L’exégète belge André Wénin s’intéresse à l’analyse narrative des récits liés aux premiers rois d’Israël depuis sa thèse de doctorat publiée en 1988. C’est donc en pleine maturité qu’il nous offre aujourd’hui un recueil reprenant cinq articles précédemment publiés. Il y traite de différents personnages des livres bibliques de Samuel et des Rois : Saül, David, Mikal, Bethsabée, Salomon. Plutôt que de présenter une vue d’ensemble, genre qui court toujours le risque d’être trop général et éloigné des textes, il préfère analyser quelques épisodes significatifs : l’attachement de Saül à son pouvoir royal ; l’accession de David au trône après la mort de Goliath puis sa perte de légitimité avec la mort d’Urie ; le mariage de David et Mikal au prix de deux cents prépuces de Philistins ; les trois épisodes où apparaît la belle Bethsabée depuis son bain sur la terrasse jusqu’à ses combines au moment de la succession ; le jugement de Salomon à propos de l’enfant revendiqué par deux prostituées.
Soulignons la remarquable conclusion de l’ouvrage. Elle commence par rappeler les enseignements récents de l’archéologie pour montrer, à propos du royaume de David, le grand écart entre les faits historiques et les récits bibliques. Cette comparaison est alors l’occasion de réfléchir à l’intérêt spécifique des récits de fiction par rapport aux données historiques : « Les “faits” – dans la mesure où les récits en conservent la trace – sont assumés dans un travail d’écriture jouant sur les potentialités de la fiction pour déployer aux yeux du lecteur un monde recréé par les auteurs. ». Un dernier retour sur l’épisode de la parabole de Nathan devant David permet une astucieuse mise en abyme, mettant en parallèle l’effet de cette fiction sur David avec celui du récit biblique sur son lecteur.

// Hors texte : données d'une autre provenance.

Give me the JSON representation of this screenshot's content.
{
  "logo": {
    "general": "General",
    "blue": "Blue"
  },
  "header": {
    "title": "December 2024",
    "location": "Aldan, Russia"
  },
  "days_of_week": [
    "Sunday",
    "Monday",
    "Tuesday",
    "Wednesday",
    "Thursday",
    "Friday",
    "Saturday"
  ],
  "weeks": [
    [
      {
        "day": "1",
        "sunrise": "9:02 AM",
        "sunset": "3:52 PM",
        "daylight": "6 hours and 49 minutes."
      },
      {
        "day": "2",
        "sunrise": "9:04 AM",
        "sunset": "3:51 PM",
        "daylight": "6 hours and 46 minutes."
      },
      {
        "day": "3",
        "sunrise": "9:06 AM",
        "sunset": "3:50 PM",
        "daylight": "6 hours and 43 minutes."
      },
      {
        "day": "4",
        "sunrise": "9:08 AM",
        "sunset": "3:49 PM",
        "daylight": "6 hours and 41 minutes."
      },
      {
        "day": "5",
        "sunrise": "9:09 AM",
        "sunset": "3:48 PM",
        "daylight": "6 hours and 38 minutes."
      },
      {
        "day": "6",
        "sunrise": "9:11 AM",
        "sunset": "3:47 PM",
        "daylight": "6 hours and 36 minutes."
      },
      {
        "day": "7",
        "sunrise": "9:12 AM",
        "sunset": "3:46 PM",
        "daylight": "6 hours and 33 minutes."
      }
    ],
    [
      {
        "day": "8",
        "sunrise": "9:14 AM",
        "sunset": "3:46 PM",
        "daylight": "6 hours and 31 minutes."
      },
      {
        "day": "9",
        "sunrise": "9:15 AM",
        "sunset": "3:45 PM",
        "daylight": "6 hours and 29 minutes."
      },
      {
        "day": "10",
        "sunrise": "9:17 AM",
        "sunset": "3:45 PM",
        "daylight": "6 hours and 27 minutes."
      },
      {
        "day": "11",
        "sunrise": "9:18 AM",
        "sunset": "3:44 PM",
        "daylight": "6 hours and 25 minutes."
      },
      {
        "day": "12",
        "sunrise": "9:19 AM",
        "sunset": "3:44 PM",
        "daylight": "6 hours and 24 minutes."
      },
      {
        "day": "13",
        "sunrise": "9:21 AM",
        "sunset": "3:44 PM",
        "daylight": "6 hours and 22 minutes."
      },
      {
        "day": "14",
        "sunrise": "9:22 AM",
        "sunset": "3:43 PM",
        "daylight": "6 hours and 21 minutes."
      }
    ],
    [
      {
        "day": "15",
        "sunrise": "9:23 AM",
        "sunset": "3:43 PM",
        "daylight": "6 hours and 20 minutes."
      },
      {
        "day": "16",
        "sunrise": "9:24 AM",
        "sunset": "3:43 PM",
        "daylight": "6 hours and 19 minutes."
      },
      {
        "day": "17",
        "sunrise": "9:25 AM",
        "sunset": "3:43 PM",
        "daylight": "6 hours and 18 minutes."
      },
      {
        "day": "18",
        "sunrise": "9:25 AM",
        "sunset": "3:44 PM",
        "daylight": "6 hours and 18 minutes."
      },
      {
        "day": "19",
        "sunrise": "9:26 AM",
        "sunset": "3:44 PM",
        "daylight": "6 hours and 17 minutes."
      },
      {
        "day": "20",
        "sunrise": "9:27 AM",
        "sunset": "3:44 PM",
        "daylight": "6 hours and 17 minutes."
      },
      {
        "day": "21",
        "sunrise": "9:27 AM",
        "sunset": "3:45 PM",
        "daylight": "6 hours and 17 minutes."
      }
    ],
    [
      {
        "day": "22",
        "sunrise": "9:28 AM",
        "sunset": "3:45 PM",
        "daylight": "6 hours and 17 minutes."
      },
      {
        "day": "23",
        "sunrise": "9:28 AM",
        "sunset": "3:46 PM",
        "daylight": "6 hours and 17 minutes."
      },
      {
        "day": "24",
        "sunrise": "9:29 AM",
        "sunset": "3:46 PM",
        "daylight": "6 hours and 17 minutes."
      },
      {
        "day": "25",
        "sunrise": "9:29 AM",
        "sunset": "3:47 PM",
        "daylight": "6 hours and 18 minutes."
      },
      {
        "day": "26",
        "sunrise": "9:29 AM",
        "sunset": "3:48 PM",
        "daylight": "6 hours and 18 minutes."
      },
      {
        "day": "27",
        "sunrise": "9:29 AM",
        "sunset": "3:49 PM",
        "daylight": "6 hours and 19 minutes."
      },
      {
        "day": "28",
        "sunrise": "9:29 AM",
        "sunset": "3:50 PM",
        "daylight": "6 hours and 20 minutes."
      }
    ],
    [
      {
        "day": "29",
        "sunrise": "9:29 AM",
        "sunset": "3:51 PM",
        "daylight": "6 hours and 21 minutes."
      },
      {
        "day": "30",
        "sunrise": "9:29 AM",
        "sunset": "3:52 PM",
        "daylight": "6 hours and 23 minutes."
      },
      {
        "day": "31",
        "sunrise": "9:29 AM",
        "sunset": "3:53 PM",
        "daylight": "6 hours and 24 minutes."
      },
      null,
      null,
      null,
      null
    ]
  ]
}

L’analyse d’A. Wénin s’appuie sur une étude fine du texte hébreu et recourt aux techniques de la narratologie. Lisant avec une grande subtilité, il sait dévoiler toutes les ambivalences de récits dont la simplicité n’est qu’apparente. Il explique alors la cohérence des personnages en reconstruisant une psychologie dont les actions et paroles rapportées par le récit seraient le symptôme ; il s’appuie pour cela notamment sur D. Vasse, M. Balmary et R. Girard. Il montre aussi finement le rôle du personnage divin, qui compose de son mieux avec les personnalités humaines et la contingence des événements. Au long du livre, de nombreuses notes rendent compte des débats qui animent la communauté des exégètes ; elles permettront aux spécialistes d’éventuels approfondissements. Le grand public, quant à lui, pourra bénéficier sans craindre de s’y perdre des recherches les plus techniques, qu’A. Wénin sait rendre vraiment accessibles. On gagnera à cette lecture autant de science exégétique que de profit spirituel.